The first line speaks not only of an interior darkness but a deliberately chosen, passionately desired obscurity. This sense of obscurity is repeated throughout the poem: "secret", "disguised", "concealed"—what could be more foreign to our in-your-face, have-your-cake-and-eat-it-too spirituality marketplace? Today's assertive claims about God and religious experience would only make him smile sadly, perhaps, or weep.

For prayer as lived, prayer as a way of being, requires a deliberate, chosen obscurity at every level. This notion is incomprehensible to our age; in fact, it is almost "heretical" according to the "experience" based smorgasbord put forward by would-be gurus and trendy parishes.

"Deliberately seek obscurity?" someone might ask, "You must be mad! Of course John means an interior obscurity." No, he means the choice for obscurity as a way of life. He means not seeking any position or honor, or separating what one may have been given from a sense of "who am I", a question that itself falls into insignificance.

God is; therefore I am.


Anonymous Anonymous said...


For one to live their life as hidden or obscure is counter-culture and counter-intuitive; unless, one is called to live it.

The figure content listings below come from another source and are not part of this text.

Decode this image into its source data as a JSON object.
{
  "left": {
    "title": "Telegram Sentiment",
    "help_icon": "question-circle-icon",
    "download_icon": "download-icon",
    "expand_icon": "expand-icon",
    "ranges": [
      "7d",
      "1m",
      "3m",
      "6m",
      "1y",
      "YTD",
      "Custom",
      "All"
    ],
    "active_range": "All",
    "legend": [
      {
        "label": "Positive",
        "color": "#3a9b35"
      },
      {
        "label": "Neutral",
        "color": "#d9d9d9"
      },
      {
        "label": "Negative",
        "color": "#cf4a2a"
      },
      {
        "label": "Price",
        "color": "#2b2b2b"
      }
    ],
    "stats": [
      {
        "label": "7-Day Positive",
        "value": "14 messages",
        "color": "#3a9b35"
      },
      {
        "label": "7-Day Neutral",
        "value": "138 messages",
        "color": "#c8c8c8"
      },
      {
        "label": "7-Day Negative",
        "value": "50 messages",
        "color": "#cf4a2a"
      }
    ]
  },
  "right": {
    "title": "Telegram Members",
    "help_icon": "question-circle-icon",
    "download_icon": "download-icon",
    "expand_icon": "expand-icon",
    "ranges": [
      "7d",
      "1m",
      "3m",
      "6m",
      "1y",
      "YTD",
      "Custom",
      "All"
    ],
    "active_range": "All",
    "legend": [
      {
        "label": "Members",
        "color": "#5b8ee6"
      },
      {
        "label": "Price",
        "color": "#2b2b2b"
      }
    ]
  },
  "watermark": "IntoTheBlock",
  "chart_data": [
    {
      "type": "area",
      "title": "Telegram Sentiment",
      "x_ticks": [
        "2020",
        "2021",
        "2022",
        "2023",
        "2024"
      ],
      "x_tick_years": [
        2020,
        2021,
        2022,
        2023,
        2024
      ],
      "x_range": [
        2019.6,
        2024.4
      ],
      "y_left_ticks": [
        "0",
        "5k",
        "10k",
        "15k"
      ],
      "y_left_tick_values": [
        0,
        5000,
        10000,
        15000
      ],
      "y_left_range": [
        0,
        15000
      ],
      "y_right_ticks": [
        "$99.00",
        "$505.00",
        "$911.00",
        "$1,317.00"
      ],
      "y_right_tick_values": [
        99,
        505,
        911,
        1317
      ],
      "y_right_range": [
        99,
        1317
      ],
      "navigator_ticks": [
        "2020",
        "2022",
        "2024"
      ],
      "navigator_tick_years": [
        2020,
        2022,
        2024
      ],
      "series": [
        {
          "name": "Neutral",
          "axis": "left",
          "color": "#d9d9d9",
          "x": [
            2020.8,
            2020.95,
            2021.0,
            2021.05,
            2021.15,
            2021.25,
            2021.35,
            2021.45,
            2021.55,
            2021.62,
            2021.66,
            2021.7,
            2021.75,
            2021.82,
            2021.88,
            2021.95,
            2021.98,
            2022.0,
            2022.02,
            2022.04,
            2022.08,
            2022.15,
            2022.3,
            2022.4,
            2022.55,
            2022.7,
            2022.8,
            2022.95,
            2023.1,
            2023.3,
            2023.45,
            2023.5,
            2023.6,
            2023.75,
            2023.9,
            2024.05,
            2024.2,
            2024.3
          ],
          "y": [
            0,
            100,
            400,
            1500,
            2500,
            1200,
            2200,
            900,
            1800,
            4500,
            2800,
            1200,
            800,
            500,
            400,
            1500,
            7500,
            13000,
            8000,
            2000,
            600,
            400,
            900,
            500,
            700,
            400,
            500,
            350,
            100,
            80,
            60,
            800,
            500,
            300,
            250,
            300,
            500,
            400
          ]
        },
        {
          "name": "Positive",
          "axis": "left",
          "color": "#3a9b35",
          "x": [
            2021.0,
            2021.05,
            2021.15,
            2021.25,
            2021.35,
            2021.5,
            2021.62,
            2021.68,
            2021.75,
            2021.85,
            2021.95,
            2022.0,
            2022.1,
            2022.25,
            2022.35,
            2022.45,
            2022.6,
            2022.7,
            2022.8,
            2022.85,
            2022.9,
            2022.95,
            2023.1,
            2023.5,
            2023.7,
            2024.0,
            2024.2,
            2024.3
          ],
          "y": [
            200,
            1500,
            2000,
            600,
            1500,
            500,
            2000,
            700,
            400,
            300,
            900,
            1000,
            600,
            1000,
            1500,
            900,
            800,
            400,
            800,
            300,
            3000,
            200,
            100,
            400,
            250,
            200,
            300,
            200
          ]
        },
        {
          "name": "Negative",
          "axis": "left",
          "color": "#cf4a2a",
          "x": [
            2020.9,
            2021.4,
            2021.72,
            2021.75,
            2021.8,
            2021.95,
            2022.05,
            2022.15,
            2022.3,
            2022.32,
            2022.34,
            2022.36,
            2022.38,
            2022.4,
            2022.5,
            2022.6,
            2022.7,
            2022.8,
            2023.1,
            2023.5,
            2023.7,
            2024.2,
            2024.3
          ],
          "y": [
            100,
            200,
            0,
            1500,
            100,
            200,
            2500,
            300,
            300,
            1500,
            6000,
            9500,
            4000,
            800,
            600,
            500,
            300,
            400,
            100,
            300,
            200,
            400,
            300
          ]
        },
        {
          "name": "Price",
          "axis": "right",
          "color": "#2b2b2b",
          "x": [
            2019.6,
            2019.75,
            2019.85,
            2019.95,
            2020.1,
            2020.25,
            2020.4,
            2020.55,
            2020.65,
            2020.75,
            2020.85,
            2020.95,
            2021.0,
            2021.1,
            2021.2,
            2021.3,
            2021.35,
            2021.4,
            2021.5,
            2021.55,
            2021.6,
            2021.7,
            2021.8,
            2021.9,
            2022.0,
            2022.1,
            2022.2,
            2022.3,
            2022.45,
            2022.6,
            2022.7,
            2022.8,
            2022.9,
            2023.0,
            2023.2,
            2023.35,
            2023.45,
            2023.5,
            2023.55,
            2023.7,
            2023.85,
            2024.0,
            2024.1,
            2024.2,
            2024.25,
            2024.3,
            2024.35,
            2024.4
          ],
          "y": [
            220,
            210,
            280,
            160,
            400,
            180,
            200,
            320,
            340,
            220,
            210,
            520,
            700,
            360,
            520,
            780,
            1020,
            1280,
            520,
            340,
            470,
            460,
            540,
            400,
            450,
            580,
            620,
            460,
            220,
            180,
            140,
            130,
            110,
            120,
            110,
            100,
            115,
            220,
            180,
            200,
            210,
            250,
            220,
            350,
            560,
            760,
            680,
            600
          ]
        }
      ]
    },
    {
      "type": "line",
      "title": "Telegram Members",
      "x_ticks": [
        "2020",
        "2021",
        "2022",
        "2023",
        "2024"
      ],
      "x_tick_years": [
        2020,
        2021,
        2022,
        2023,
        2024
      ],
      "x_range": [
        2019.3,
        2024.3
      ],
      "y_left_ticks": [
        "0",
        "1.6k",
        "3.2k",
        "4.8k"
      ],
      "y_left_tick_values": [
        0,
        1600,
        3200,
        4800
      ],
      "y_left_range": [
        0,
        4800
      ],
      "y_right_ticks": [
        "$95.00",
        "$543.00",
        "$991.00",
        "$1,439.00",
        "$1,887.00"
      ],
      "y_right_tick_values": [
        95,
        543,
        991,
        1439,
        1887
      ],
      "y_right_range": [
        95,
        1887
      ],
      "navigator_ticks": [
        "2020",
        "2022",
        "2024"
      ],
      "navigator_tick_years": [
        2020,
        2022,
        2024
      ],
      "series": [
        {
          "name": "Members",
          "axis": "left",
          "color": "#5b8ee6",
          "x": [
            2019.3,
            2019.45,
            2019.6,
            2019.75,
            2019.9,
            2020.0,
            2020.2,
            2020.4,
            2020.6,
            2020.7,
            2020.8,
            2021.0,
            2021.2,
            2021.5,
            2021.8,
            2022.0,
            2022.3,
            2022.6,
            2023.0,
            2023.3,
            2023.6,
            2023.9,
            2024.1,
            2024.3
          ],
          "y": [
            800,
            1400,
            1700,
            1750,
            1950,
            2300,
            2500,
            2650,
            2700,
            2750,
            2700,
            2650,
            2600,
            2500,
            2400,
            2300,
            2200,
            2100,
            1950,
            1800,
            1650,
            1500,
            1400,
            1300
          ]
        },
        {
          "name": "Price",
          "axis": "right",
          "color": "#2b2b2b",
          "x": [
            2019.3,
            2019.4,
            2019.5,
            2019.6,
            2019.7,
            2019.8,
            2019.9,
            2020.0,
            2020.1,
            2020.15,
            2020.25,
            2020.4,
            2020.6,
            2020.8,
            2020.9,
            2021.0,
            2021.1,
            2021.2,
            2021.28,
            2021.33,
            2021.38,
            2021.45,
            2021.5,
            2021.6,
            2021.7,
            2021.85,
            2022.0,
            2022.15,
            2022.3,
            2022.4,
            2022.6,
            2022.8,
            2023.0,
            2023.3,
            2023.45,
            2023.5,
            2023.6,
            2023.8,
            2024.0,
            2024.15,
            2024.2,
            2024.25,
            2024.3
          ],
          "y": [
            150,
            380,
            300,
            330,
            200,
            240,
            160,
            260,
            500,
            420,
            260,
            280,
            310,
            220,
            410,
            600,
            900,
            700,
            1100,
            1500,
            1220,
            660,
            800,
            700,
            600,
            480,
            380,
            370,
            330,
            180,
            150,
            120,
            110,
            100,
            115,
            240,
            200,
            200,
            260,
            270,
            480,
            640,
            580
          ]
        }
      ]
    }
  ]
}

The 21st century world is noisy, competitive, self-serving, and chock full of spiritual narcissism. For someone intentionally absenting themselves from this is aberrant and just plain odd.

Notwithstanding, however, the life apart, the life inward, is authentic and real. In fact, the life lived as such is free of denial and masks. Obscured/hidden; yet, stripped of pretense and interior falseness. One faces God the Alone, as one is alone. How more real can that be?